Despite this increased focus and an explicit target of 33% of government spending to be directed to SMEs, direct government spending with SMEs has only grown by one percentage point, from 10% to 11%.

Indeed, parliamentary review into late payments to SMEs,  in 2018 revealed they still face unique challenges in the supply chain, with almost half of small business leaders saying overdue payments put their businesses at risk.

What do these stats tell us? The figures show that there are structural barriers to SMEs in the supply chain as well as a lot of potential currently going to waste. Small companies and start-ups are often the source of innovation that goes on to disrupt established markets.

How do we go about changing the way supply chains work? There a number of different strategies. For example, we offer an audit service that is accepted by some buyers in place of certain accreditation and provides further reassurance on supplier capability. We think that this really helps smaller companies get in front of big companies that could benefit from their services.
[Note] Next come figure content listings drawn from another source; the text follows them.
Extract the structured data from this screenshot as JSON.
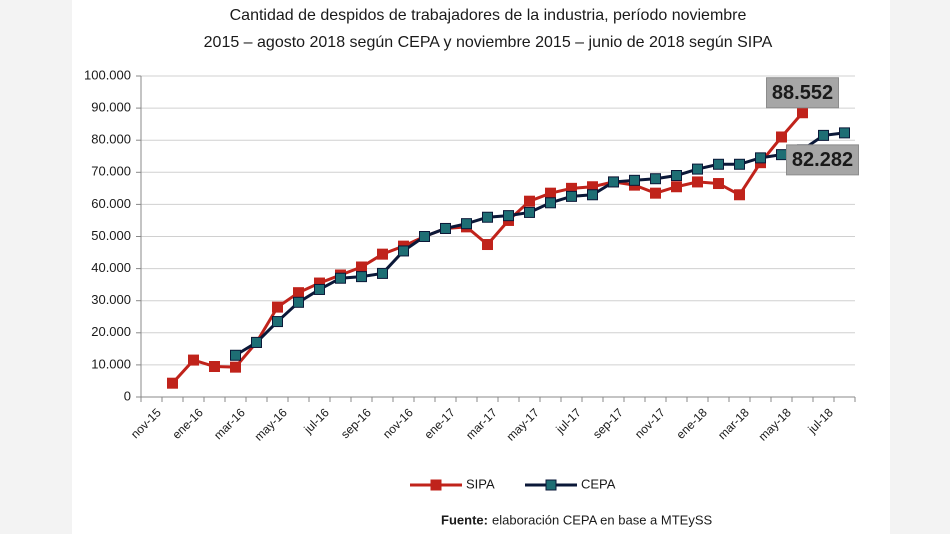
{
  "chart_data": {
    "type": "line",
    "title": "Cantidad de despidos de trabajadores de la industria, período noviembre",
    "subtitle": "2015 – agosto 2018 según CEPA y noviembre 2015 – junio de 2018 según SIPA",
    "source_label": "Fuente:",
    "source": "elaboración CEPA en base a MTEySS",
    "categories": [
      "nov-15",
      null,
      "ene-16",
      null,
      "mar-16",
      null,
      "may-16",
      null,
      "jul-16",
      null,
      "sep-16",
      null,
      "nov-16",
      null,
      "ene-17",
      null,
      "mar-17",
      null,
      "may-17",
      null,
      "jul-17",
      null,
      "sep-17",
      null,
      "nov-17",
      null,
      "ene-18",
      null,
      "mar-18",
      null,
      "may-18",
      null,
      "jul-18",
      null
    ],
    "series": [
      {
        "name": "SIPA",
        "color": "#c0231b",
        "marker_color": "#c0231b",
        "values": [
          null,
          4300,
          11500,
          9500,
          9300,
          17000,
          28000,
          32500,
          35500,
          38000,
          40500,
          44500,
          47000,
          50000,
          52500,
          53000,
          47500,
          55000,
          61000,
          63500,
          65000,
          65500,
          67000,
          66000,
          63500,
          65500,
          67000,
          66500,
          63000,
          73000,
          81000,
          88552,
          null,
          null
        ],
        "value_labels": [
          null,
          null,
          null,
          null,
          null,
          null,
          null,
          null,
          null,
          null,
          null,
          null,
          null,
          null,
          null,
          null,
          null,
          null,
          null,
          null,
          null,
          null,
          null,
          null,
          null,
          null,
          null,
          null,
          null,
          null,
          null,
          "88.552",
          null,
          null
        ]
      },
      {
        "name": "CEPA",
        "color": "#0b1838",
        "marker_color": "#1e6e74",
        "values": [
          null,
          null,
          null,
          null,
          13000,
          17000,
          23500,
          29500,
          33500,
          37000,
          37500,
          38500,
          45500,
          50000,
          52500,
          54000,
          56000,
          56500,
          57500,
          60500,
          62500,
          63000,
          67000,
          67500,
          68000,
          69000,
          71000,
          72500,
          72500,
          74500,
          75500,
          77000,
          81500,
          82282
        ],
        "value_labels": [
          null,
          null,
          null,
          null,
          null,
          null,
          null,
          null,
          null,
          null,
          null,
          null,
          null,
          null,
          null,
          null,
          null,
          null,
          null,
          null,
          null,
          null,
          null,
          null,
          null,
          null,
          null,
          null,
          null,
          null,
          null,
          null,
          null,
          "82.282"
        ]
      }
    ],
    "ylim": [
      0,
      100000
    ],
    "yticks": [
      0,
      {
        "value": 10000,
        "label": "10.000"
      },
      {
        "value": 20000,
        "label": "20.000"
      },
      {
        "value": 30000,
        "label": "30.000"
      },
      {
        "value": 40000,
        "label": "40.000"
      },
      {
        "value": 50000,
        "label": "50.000"
      },
      {
        "value": 60000,
        "label": "60.000"
      },
      {
        "value": 70000,
        "label": "70.000"
      },
      {
        "value": 80000,
        "label": "80.000"
      },
      {
        "value": 90000,
        "label": "90.000"
      },
      {
        "value": 100000,
        "label": "100.000"
      }
    ],
    "grid": true,
    "legend": "bottom"
  }
}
But what actions can buyers take to inject some productive diversity into their supply chains? One theory puts procurement right at the heart of promoting diversity.

What is inclusive procurement?

Inclusive procurement is the process of diversifying a company’s supply chain by choosing to do business with newer, smaller or innovative suppliers. Proponents argue that this allows companies to create a supplier mix that is more innovative, forward-thinking and resilient. This is particularly important as companies seek to differentiate themselves with specialist customisations, something SMEs are uniquely placed to supply.

The term ‘inclusive procurement’ was coined by British non-profit organisation MSDUK, who believe that the underrepresentation of smaller businesses not only restricts the inclusivity of economic growth but also dulls the entrepreneurialism and flexibility necessary for disruptive innovation.

This concept has won support from many businesses, who aim to increase their spend with SMEs as part of their contribution to local communities. However, consistency of reporting on these goals is mixed, and it appears there is a still a way to go to achieve truly inclusive supply chains.

But why is it so hard to achieve meaningful change in this space? Is the idea of inclusive procurement a hollow buzzword that carries little value for businesses? Or, is adding some diversity a good strategy for driving value growth?

The benefits of supplier diversity

At a basic level, more diversity in your supplier base means your organisation is much more likely to be a reflection of the customers it serves. But we believe that taking the time to create a more inclusive supplier base has a range of other benefits.

Large companies are often better placed to offer global services, more competitive prices, and certain legal protections. SMEs, on the other hand, tend to be more flexible, more efficient, quicker and better located than their larger counterparts.

By building a supply chain with both big and small businesses, organisations can draw on the best aspects of both to improve their resilience.

The risks of exclusion

Businesses that don’t take an inclusive approach to procurement could end up with rigid supply chains brimming with inefficiencies, high costs, reactive business approaches, and lacking competition and innovation.

Organisations may also find they are out of touch with what their customers actually want, which is a dangerous place for any business to be.

It’s not just us either. Policy-makers are increasingly getting behind supplier diversity, meaning companies could run compliance risks too if they don’t include more SMEs in their supply chain. For instance, EU rules have now demanded that public sector and regulated businesses, such as utilities, can only specify suppliers that have a minimum turnover figure up to twice the value of the contract.

However, there is still a tendency among buyers to work solely with larger companies, because they are comfortable in these relationships and often consider SMEs to have a higher risk profile. This is where we can help smaller suppliers by offering them an audit so that buyers can be sure of their potential.

Achieving supplier diversity

Promoting diversity in your supply chain requires a procurement process that is friendly to all. A big part of this is removing common barriers to tendering – such as excessive form-filling and minimum turnover requirements.

This is where we come in. We remove the obstacles by giving all companies the same opportunities, no matter their size.

As part of our communities, companies complete a pre-qualification questionnaire, which we then validate. We then make this data accessible to all relevant buying organisations, giving smaller suppliers the chance to interact with companies they otherwise wouldn’t come into contact with.

Many buyers are also breaking contracts into smaller parts to enable smaller suppliers to take them on. Additionally, the audit service we provide helps to give smaller companies another layer of reassurance on their capability as suppliers for bigger companies. This helps smaller innovators and disrupters increase the visibility of their offerings and makes it easier for buyers to select the best way to add some diversity into their supply chains.